Bovendien wil de Man schoon schip maken in de partij en ageren tegen het affairisme, het samenvoegen van vele winstgevende baantjes in parlement, socialistische organisaties, pers en welke andere instellingen meer, binnen of buiten de B.W.P.

Kortom, er schijnt nieuw leven te komen in het bestel. Het is evenwel maar schijn. Langzamerhand zal het regime terug in verval geraken, wanneer de onmiddellijke aanleiding tot aktie verdwenen is, wanneer het Rexistisoh gevaar is geweken.

Na Degrelle's geweldige nederlaag in april 1937 komen de tegenstellingen tussen de meerderheidspartijen terug op de voorgrond; binnen de partijen zelf wordt de kloof tussen de verscheidene vleugels trouwens groter. Deze inzinking is een uitstekende voedingsbodem voor de schandalen, die het regime nu als zijn schaduw volgen en in ieders ogen het zinnebeeld worden van zijn volledige dekadentie.

Het wordt na enkele maanden sociale vrede ook duidelijk dat de konservatieve katholieke en liberale kringen zich steeds weigerachtiger gaan opstellen tegen de sociaal-ekonomische aspekten van het regeringsprogramma en dat zij alle mogelijke drukking uitoefenen om de uitvoering ervan te blokkeren.

Eens te meer staan in de Katholieke Partij konservatieven en christen-democraten tegenover elkaar.

Een andere moeilijikheid is de amnestie. Hier zijn de Vlaamse en Waalse katholieken het met elkaar niet eens, evenmin als de liberalen in beide landsgedeelten.

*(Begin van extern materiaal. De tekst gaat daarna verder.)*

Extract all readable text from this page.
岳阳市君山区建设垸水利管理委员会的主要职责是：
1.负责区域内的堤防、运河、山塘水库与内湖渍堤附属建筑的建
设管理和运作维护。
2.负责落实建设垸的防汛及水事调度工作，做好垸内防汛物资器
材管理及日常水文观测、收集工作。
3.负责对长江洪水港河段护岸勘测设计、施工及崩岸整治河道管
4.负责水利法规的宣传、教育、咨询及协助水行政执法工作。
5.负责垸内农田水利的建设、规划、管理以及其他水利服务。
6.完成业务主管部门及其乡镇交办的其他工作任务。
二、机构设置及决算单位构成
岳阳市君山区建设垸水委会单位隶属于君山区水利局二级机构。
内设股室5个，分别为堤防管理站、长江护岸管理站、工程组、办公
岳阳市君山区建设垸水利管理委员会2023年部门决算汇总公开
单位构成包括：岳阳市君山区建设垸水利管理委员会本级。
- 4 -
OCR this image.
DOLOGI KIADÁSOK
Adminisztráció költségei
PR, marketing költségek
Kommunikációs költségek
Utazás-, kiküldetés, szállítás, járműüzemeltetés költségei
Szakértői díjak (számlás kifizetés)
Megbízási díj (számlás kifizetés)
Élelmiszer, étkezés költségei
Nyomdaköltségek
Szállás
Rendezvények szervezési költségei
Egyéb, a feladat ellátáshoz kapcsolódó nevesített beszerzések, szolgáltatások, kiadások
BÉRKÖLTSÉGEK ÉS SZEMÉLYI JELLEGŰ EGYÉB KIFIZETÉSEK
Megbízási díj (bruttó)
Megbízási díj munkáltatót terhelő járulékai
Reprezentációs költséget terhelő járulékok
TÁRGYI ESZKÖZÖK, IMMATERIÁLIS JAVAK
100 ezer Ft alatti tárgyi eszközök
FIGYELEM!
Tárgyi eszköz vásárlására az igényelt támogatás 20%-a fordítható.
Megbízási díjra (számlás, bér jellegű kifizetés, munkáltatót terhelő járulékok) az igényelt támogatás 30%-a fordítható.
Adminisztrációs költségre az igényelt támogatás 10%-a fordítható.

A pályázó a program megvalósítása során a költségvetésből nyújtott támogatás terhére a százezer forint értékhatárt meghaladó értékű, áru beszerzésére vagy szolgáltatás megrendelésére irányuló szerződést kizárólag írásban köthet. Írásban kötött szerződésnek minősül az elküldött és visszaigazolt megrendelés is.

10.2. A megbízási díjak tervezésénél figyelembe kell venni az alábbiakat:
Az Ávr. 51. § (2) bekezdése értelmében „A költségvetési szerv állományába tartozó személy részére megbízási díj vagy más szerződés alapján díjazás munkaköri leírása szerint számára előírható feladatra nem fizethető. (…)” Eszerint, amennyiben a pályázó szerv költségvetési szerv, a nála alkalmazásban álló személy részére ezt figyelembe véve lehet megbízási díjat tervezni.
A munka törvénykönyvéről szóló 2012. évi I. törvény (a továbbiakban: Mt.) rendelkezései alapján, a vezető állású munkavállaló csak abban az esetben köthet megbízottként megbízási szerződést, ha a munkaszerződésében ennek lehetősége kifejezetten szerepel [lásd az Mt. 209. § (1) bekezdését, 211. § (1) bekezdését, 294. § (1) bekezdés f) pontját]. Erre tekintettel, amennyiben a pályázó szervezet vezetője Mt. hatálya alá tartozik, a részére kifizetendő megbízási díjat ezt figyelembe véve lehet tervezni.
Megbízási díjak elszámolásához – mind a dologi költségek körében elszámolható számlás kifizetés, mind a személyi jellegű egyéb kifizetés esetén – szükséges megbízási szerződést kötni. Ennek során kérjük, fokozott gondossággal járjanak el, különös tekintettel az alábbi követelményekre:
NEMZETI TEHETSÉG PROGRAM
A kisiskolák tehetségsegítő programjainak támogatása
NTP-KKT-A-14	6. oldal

Op beide punten bewaart alléén de B.W.P. ogenschijnlijk een zekere eenheid. Maar in de socialistische kringen heeft men ook problemen.

Sedert Hendrik de Man een steeds grotere plaats inneemt in de B.W.P., zijn inderdaad konflikten van zowel doktrinaire als van praktische aard ontstaan. Wij hebben reeds tevoren vermeld dat de ‘oude garde’ het niet eens is met zijn opvattingen inzake de klassenstrijd en zijn bedoeling om van de B.W.P. niet meer een arbeiderspartij maar een volkspartij te maken; ook het verlaten van het internationaal voor het nationaal socialisme is niet naar de zin van Vandervelde, Louis de Brouokère en zovele andere B.W.P.-‘marxisten’.

[pagina 122]
[p. 122]

Maar ook praktische redenen als de reeds geciteerde ‘kumul’-aangelegenheden, of pure personenrivaliteit verwijden de kloof tussen de onderscheiden frakties in de partij.

Hoewel de wrijvingen in de B.W.P. moeilijk kunnen worden toegeschreven aan een kwestie van leeftijd alleen, verscherpt het ‘generatie-konflikt’, zoals het gewoonlijk wordt genoemd, de onenigheid in de partij over alle problemen die zich voordoen.

Dit blijkt op de meest spektakulaire wijze naar aanleiding van het Spaans vraagstuk.

In 1937 wordt het steeds duidelijker, dat de niet-interventiepolitiek van de demokratieën uitsluitend de Spaanse republiek treft; Duitsland en Italië helpen Franco openlijk en storen zich niet in het minst aan welk protest ook. De republikeinse regering verliest zienderogen veld en zal, zo de huidige toestand voortduurt, onvermijdelijk bezwijken. Daarom dringen Vandervelde en de Brouckère sterk aan opdat België zijn internationale politiek zou wijzigen en de Spaanse republiek bijstaan. In de schoot van de B.W.P. wordt deze mening sterk aangevochten door de ‘nationale’ socialisten de Man en Spaak. Maar de ruzie wordt voortgezet in de ministerraad; daar wordt Vandervelde op dergelijke wijze in verband met het Spaans vraagstuk door zijn twee socialistische kollega's-ministers aangevallen, dat hij zijn ontslag neemt als minister.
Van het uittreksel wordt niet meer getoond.